Como vemos, la conspiración “comunista” contra la ley, que según las derechas estaba en marcha, justificaría la construcción de un “Estado nuevo” que liberase a la Nación de esa “carcoma” (la del comunismo) sin que, además, la democracia representase freno alguno para sacar estos planes adelante.

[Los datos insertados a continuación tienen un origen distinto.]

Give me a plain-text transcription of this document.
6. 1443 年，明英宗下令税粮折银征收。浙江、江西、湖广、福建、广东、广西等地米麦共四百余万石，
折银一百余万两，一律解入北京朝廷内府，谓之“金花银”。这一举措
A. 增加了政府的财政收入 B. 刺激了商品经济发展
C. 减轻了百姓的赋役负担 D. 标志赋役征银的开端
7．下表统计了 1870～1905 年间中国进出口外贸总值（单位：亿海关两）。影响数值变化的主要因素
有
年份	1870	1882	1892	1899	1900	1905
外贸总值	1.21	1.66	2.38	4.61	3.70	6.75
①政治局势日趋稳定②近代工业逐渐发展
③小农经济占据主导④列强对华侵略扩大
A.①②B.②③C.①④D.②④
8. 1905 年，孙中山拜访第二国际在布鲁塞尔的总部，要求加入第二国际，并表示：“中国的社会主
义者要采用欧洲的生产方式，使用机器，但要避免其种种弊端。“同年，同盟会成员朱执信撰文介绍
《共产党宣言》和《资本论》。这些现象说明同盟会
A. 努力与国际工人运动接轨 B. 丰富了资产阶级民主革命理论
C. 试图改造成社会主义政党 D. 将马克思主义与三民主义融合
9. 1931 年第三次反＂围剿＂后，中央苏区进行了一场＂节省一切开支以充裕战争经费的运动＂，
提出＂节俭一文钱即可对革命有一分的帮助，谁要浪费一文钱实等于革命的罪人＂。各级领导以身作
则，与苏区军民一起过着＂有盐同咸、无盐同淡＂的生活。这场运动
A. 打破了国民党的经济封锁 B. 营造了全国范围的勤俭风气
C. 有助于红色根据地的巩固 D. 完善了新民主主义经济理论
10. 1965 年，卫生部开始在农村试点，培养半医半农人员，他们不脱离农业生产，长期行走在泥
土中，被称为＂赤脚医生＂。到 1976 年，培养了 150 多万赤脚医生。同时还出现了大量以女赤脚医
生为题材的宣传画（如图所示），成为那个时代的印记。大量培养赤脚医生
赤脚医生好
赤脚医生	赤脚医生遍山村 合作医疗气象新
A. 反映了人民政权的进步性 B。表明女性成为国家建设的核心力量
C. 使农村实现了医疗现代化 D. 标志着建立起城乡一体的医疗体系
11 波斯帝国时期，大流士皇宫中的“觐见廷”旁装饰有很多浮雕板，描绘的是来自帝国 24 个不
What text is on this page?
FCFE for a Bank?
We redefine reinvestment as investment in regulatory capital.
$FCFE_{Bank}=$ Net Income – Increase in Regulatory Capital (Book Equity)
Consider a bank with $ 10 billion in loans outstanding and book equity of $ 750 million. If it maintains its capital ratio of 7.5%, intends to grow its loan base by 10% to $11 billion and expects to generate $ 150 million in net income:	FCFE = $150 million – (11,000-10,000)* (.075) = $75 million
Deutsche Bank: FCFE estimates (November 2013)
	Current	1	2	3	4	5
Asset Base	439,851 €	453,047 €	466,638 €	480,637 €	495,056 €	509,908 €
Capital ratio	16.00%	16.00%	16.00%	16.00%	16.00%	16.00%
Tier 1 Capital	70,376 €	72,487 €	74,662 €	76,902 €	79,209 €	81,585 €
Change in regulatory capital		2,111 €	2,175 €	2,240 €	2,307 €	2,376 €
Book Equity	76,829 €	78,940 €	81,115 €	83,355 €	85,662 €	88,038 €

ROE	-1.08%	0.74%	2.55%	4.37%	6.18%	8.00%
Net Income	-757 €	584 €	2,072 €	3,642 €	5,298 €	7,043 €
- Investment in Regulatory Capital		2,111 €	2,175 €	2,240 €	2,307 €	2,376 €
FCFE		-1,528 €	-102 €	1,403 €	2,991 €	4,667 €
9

Esa visión edulcorada que la derecha actual quiere dar de la derecha del 36 es tan falsa, mutatis mutandis, como la visión que tienen en la izquierda parlamentaria actual de la Segunda República, como si fuera aquello el colmo de la justicia y la armonía social, abortado y boicoteado por la “perversa” derechona, con sus espadones a su cargo. Estas visiones, maniqueas, que contemplan la Guerra Civil como una lucha cósmica, metafísica, entre el Bien y el Mal, es lo que hace que el 36 quede fijado como un hito sub specie aternitatis, en el que un contrario se impone a otro, y el otro al uno (España/AntiEspaña). El 36 es el inicio, pues, bien del Génesis (año “triunfal”), bien del Apocalipsis (muerte de “la democracia”). Una Historia sagrada desde la que los muertos no son tales, sino que son enemigos eternos de una lucha que continúa.